AMED - Amed Barosu, Narin Güran dosyasına katılma taleplerinin istinaf mahkemesince kabul edilmemesine itirazda bulundu. 
 
Diyarbakır Bölge Adliye Mahkemesi 1'nci Ceza Dairesi, Narin Güran katliamında baronun dosyaya katılma hakkının olmadığına karar vererek, baronun bu yönlü başvurusunu reddetmişti. Baro, karara itirazda bulundu.
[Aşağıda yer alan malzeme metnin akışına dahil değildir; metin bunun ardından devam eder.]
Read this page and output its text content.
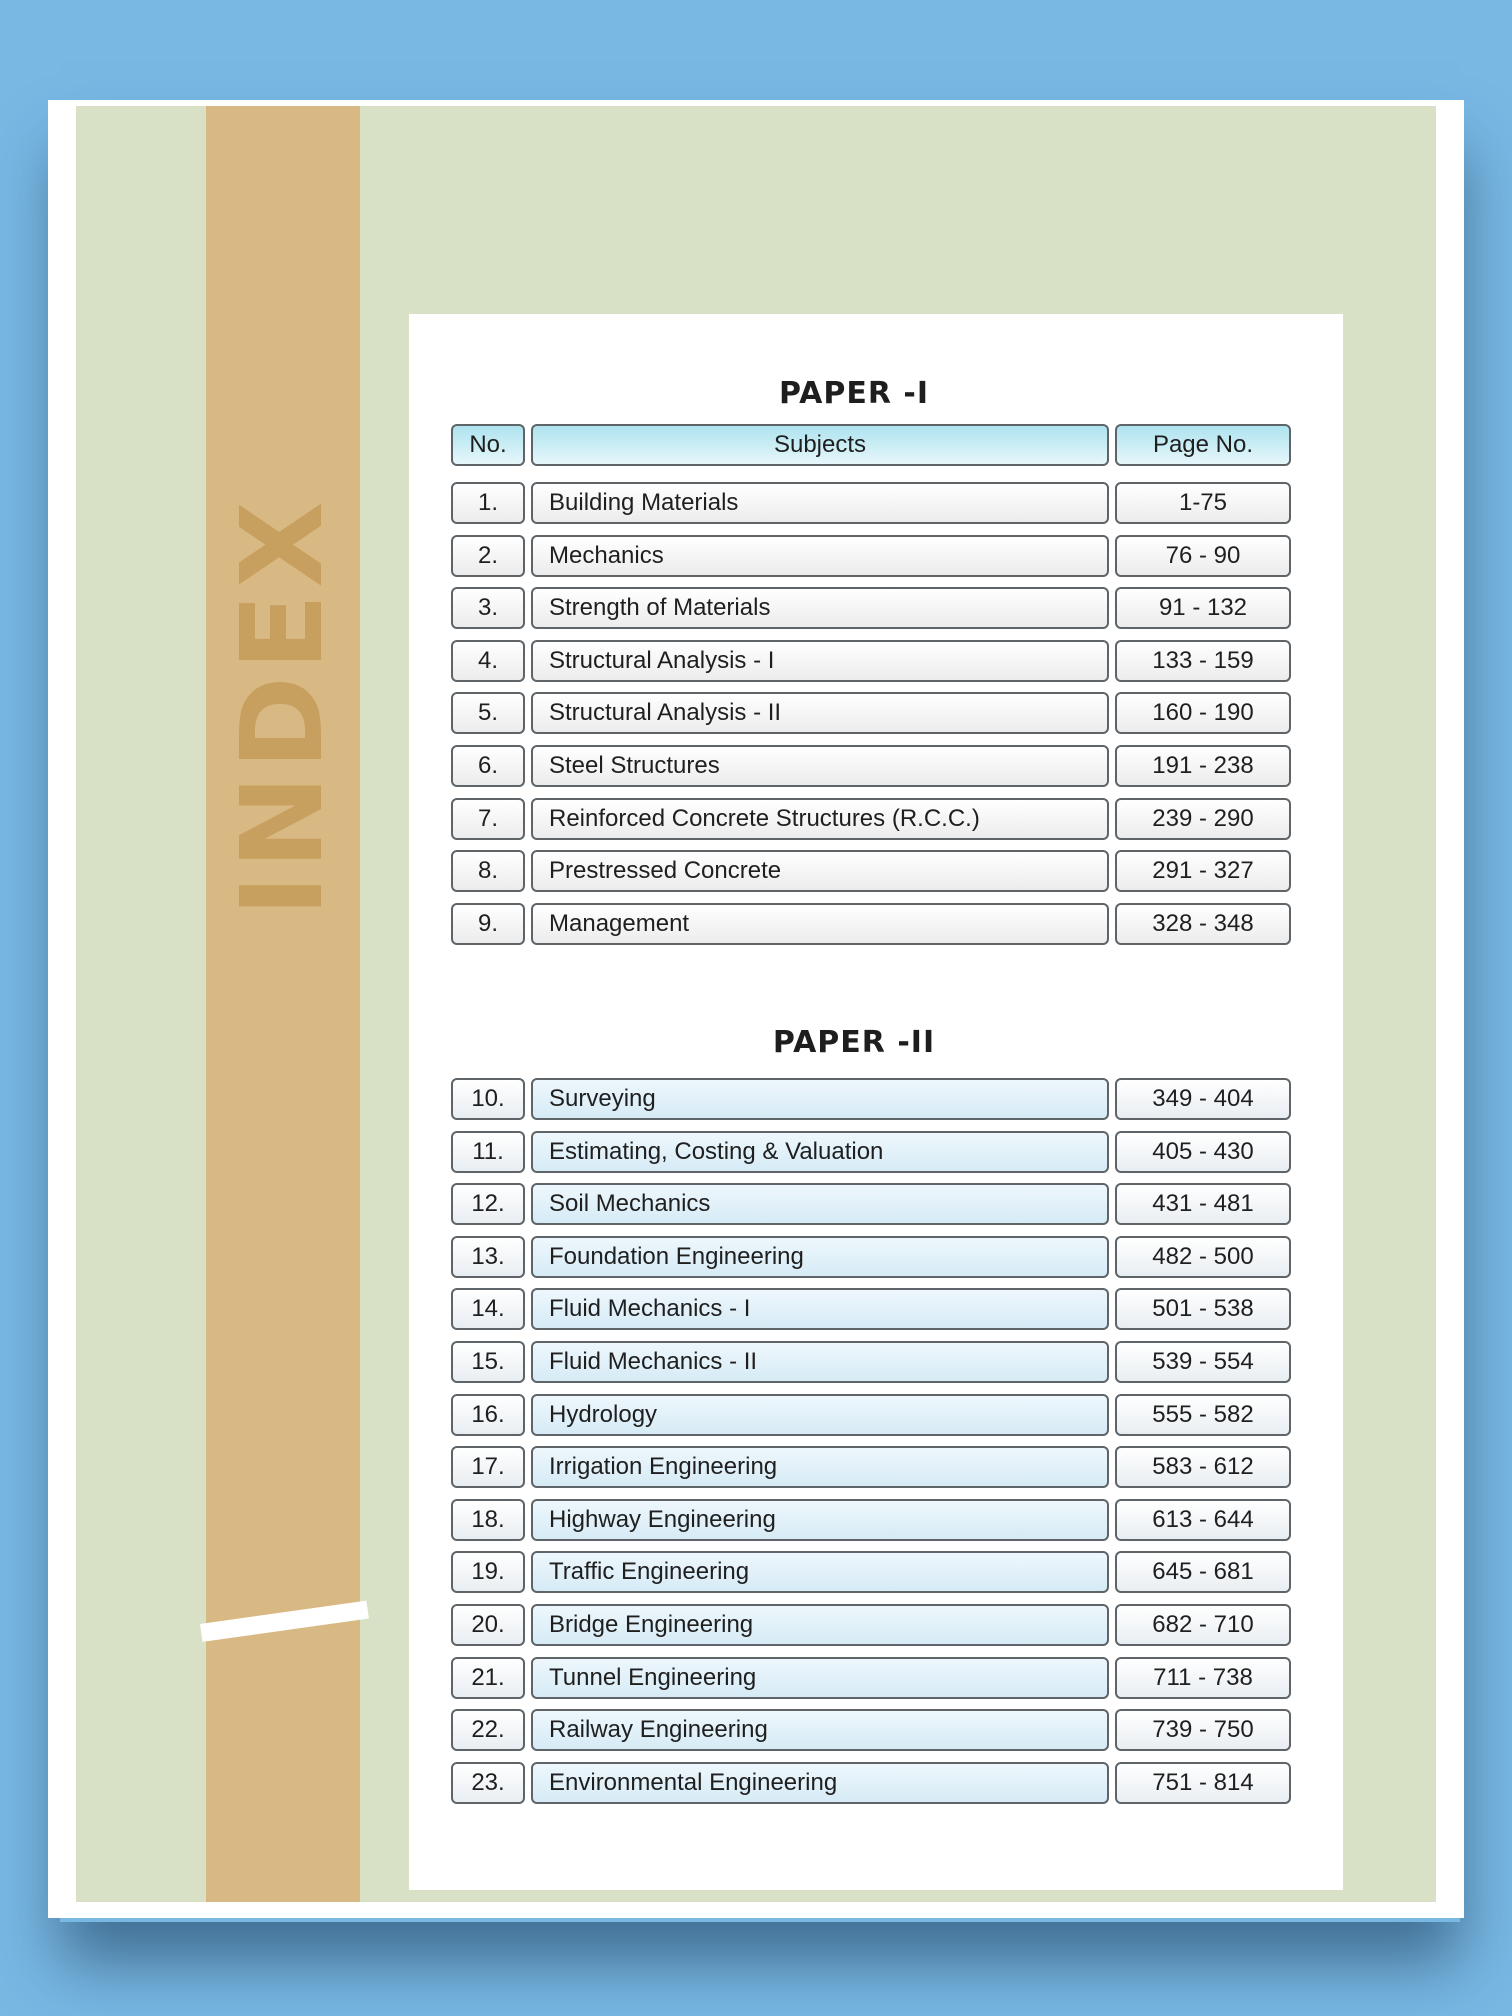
INDEX
PAPER -I
No.	Subjects	Page No.
1.	Building Materials	1-75
2.	Mechanics	76 - 90
3.	Strength of Materials	91 - 132
4.	Structural Analysis - I	133 - 159
5.	Structural Analysis - II	160 - 190
6.	Steel Structures	191 - 238
7.	Reinforced Concrete Structures (R.C.C.)	239 - 290
8.	Prestressed Concrete	291 - 327
9.	Management	328 - 348
PAPER -II
10.	Surveying	349 - 404
11.	Estimating, Costing & Valuation	405 - 430
12.	Soil Mechanics	431 - 481
13.	Foundation Engineering	482 - 500
14.	Fluid Mechanics - I	501 - 538
15.	Fluid Mechanics - II	539 - 554
16.	Hydrology	555 - 582
17.	Irrigation Engineering	583 - 612
18.	Highway Engineering	613 - 644
19.	Traffic Engineering	645 - 681
20.	Bridge Engineering	682 - 710
21.	Tunnel Engineering	711 - 738
22.	Railway Engineering	739 - 750
23.	Environmental Engineering	751 - 814
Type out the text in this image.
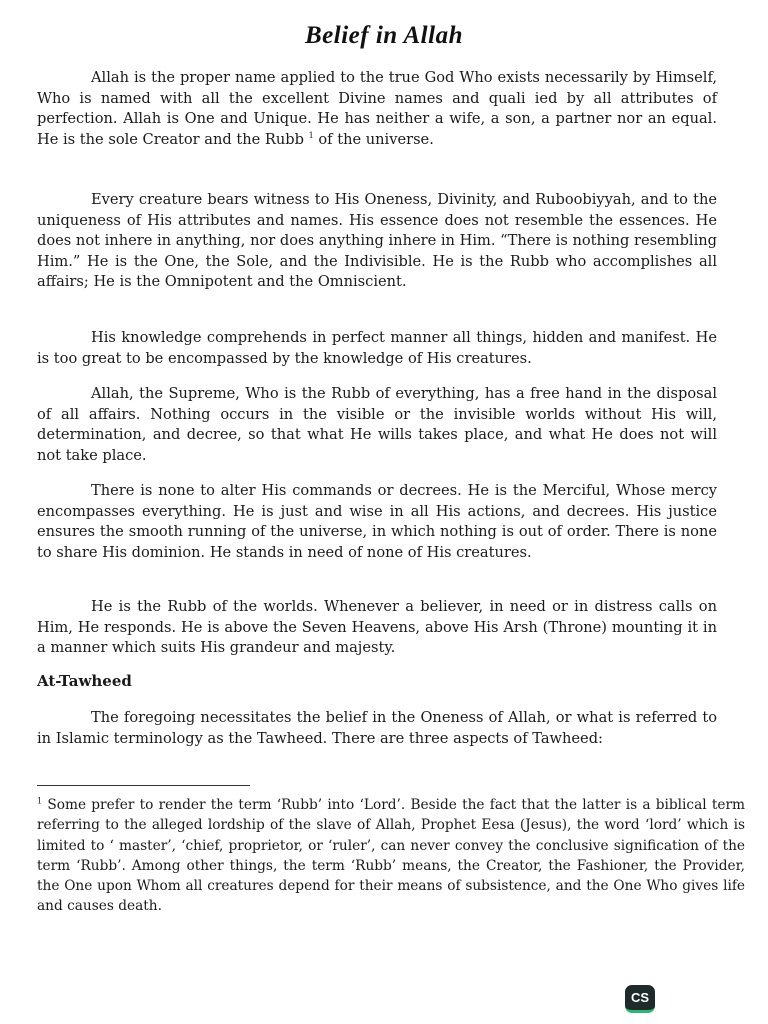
Belief in Allah

Allah is the proper name applied to the true God Who exists necessarily by Himself, Who is named with all the excellent Divine names and quali ied by all attributes of perfection. Allah is One and Unique. He has neither a wife, a son, a partner nor an equal. He is the sole Creator and the Rubb $^1$ of the universe.

Every creature bears witness to His Oneness, Divinity, and Ruboobiyyah, and to the uniqueness of His attributes and names. His essence does not resemble the essences. He does not inhere in anything, nor does anything inhere in Him. “There is nothing resembling Him.” He is the One, the Sole, and the Indivisible. He is the Rubb who accomplishes all affairs; He is the Omnipotent and the Omniscient.

His knowledge comprehends in perfect manner all things, hidden and manifest. He is too great to be encompassed by the knowledge of His creatures.

Allah, the Supreme, Who is the Rubb of everything, has a free hand in the disposal of all affairs. Nothing occurs in the visible or the invisible worlds without His will, determination, and decree, so that what He wills takes place, and what He does not will not take place.

There is none to alter His commands or decrees. He is the Merciful, Whose mercy encompasses everything. He is just and wise in all His actions, and decrees. His justice ensures the smooth running of the universe, in which nothing is out of order. There is none to share His dominion. He stands in need of none of His creatures.

He is the Rubb of the worlds. Whenever a believer, in need or in distress calls on Him, He responds. He is above the Seven Heavens, above His Arsh (Throne) mounting it in a manner which suits His grandeur and majesty.

At-Tawheed

The foregoing necessitates the belief in the Oneness of Allah, or what is referred to in Islamic terminology as the Tawheed. There are three aspects of Tawheed:

$^1$ Some prefer to render the term ‘Rubb’ into ‘Lord’. Beside the fact that the latter is a biblical term referring to the alleged lordship of the slave of Allah, Prophet Eesa (Jesus), the word ‘lord’ which is limited to ‘ master’, ‘chief, proprietor, or ‘ruler’, can never convey the conclusive signification of the term ‘Rubb’. Among other things, the term ‘Rubb’ means, the Creator, the Fashioner, the Provider, the One upon Whom all creatures depend for their means of subsistence, and the One Who gives life and causes death.

CS
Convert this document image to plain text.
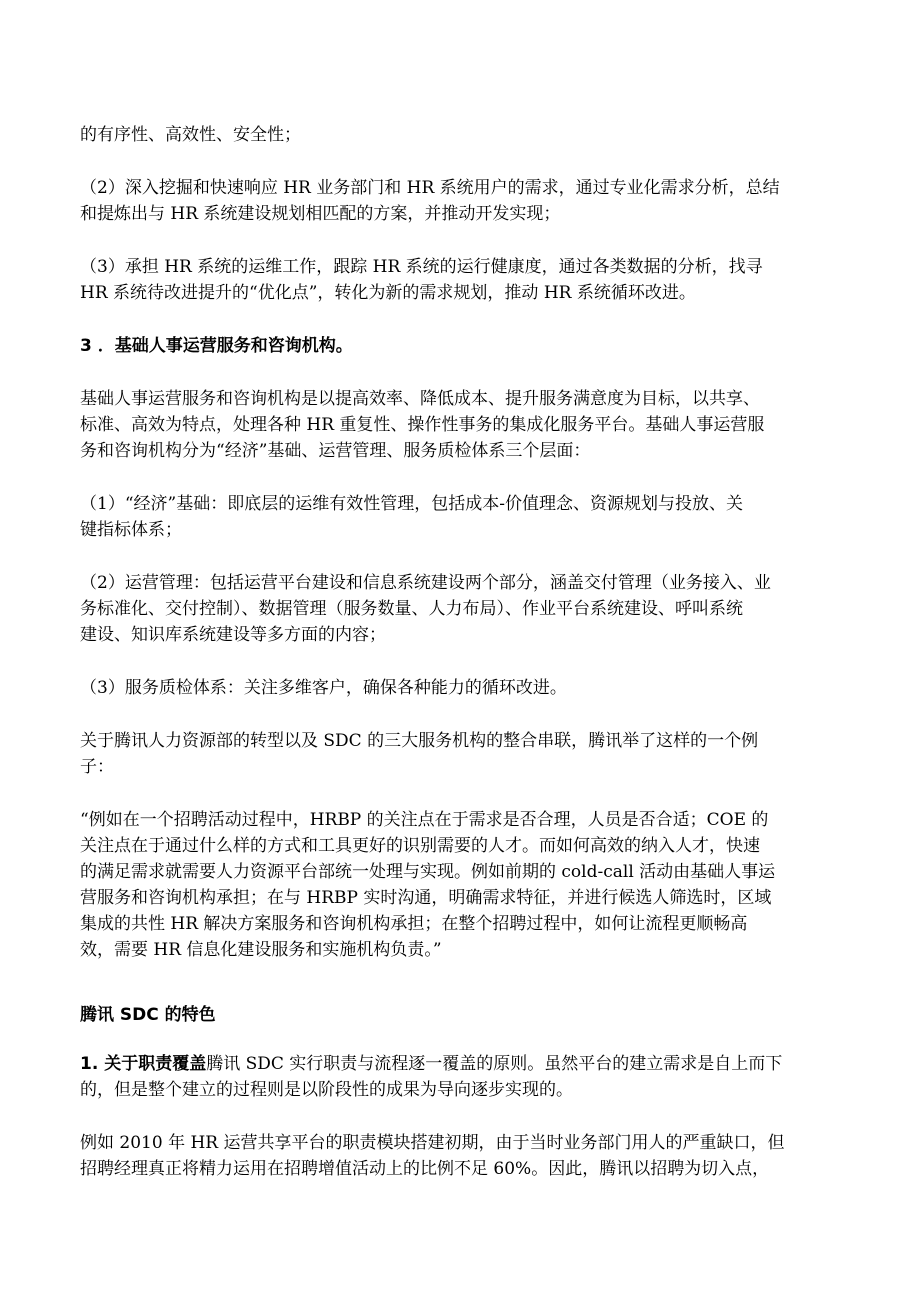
的有序性、高效性、安全性；

（2）深入挖掘和快速响应 HR 业务部门和 HR 系统用户的需求，通过专业化需求分析，总结

和提炼出与 HR 系统建设规划相匹配的方案，并推动开发实现；

（3）承担 HR 系统的运维工作，跟踪 HR 系统的运行健康度，通过各类数据的分析，找寻

HR 系统待改进提升的“优化点”，转化为新的需求规划，推动 HR 系统循环改进。

3 ．基础人事运营服务和咨询机构。

基础人事运营服务和咨询机构是以提高效率、降低成本、提升服务满意度为目标，以共享、

标准、高效为特点，处理各种 HR 重复性、操作性事务的集成化服务平台。基础人事运营服

务和咨询机构分为“经济”基础、运营管理、服务质检体系三个层面：

（1）“经济”基础：即底层的运维有效性管理，包括成本-价值理念、资源规划与投放、关

键指标体系；

（2）运营管理：包括运营平台建设和信息系统建设两个部分，涵盖交付管理（业务接入、业

务标准化、交付控制）、数据管理（服务数量、人力布局）、作业平台系统建设、呼叫系统

建设、知识库系统建设等多方面的内容；

（3）服务质检体系：关注多维客户，确保各种能力的循环改进。

关于腾讯人力资源部的转型以及 SDC 的三大服务机构的整合串联，腾讯举了这样的一个例

子：

“例如在一个招聘活动过程中，HRBP 的关注点在于需求是否合理，人员是否合适；COE 的

关注点在于通过什么样的方式和工具更好的识别需要的人才。而如何高效的纳入人才，快速

的满足需求就需要人力资源平台部统一处理与实现。例如前期的 cold-call 活动由基础人事运

营服务和咨询机构承担；在与 HRBP 实时沟通，明确需求特征，并进行候选人筛选时，区域

集成的共性 HR 解决方案服务和咨询机构承担；在整个招聘过程中，如何让流程更顺畅高

效，需要 HR 信息化建设服务和实施机构负责。”

腾讯 SDC 的特色

1. 关于职责覆盖腾讯 SDC 实行职责与流程逐一覆盖的原则。虽然平台的建立需求是自上而下

的，但是整个建立的过程则是以阶段性的成果为导向逐步实现的。

例如 2010 年 HR 运营共享平台的职责模块搭建初期，由于当时业务部门用人的严重缺口，但

招聘经理真正将精力运用在招聘增值活动上的比例不足 60%。因此，腾讯以招聘为切入点，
Bir üst mahkemeye yapılan başvuruda, kararın hatalı olduğu vurgulandı. 
 
‘İsabetsiz ve hukuka aykırı’
 
Başvuruda, “Somut yargılama bakımında; yargılama sürecinde, en temel hakkı olan yaşama hakkı ihlal edilen Narin'in faillerinin tespiti, yargılanması ve cezalandırılması için ortaya koyduğu hukuki mücadele ile aile bireylerinin önemli ölçüde şüpheli konumunda yer almaları gözetildiğinde, katılma sıfatının varlığının kabulü hukuki açıdan yerinde, gerekli ve hatta zorunludur. İlk derece mahkemesinin bu anlamda katılma talebinin kabulüne dair vermiş olduğu karar ne kadar isabetli ise; istinaf dairesinin aksi yönde vermiş olduğu karar aynı ölçüde isabetsizdir ve hukuka aykırıdır” ifadelerine yer verildi. 
 
Birey ve birey gruplarının temel haklarının korunmasına dair baronun katılma talebinin elzem olduğu kaydedilen başvuruda, “Çünkü yargılaması yapılmakta olan bu dosyada, gerek maktulün statüsü (çocuk olması), gerekse işlenen fiilin doğrudan temel hak ve özgürlüklere, özellikle de insan onuruna, yaşam hakkına ve beden dokunulmazlığına yönelmiş olması karşısında, Diyarbakır Barosu’nun tüzel kişilik olarak davaya katılması hukuken ve vicdanen bir zorunluluktur” denildi. 
 
Kararın kaldırılması talebi 
 
Başvuruda, şunlar belirtildi: "Diyarbakır Barosu, Narin Güran cinayeti soruşturmasında etkin bir şekilde rol alarak, adaletin sağlanması ve yaşam hakkının korunması yönünde önemli çabalar göstermiştir. Maddi olayın koşulları, aile fertlerinin şüphelileri koruyan tavırları, aile fertlerinin şüpheli olması ya da şüpheli davranışlar sergilemesi nedenleriyle baromuzun davaya müdahil olması yalnızca mağdurun değil, aynı zamanda toplumsal vicdanın temsil edilmesi, kamuoyunun adalete olan inancının güçlendirilmesi ve benzer ihlallerin önlenmesi açısından elzemdir. Anayasa Mahkemesi ve Avrupa İnsan Hakları Mahkemesinin yol gösterici içtihatları gereğince ve yaşam hakkı ile adil yargılanma ilkesinin bir gereği olarak baromuzun katılma talebinin kabulüne karar verilmelidir. Aksi halde yapılan yargılamanın etkili ve adil olup olmadığı ile ilgili kuşku ortaya çıkacaktır" diye kaydedildi. 
 
Başvuruda, kararının kaldırılmasına karar verilmesi talep edildi.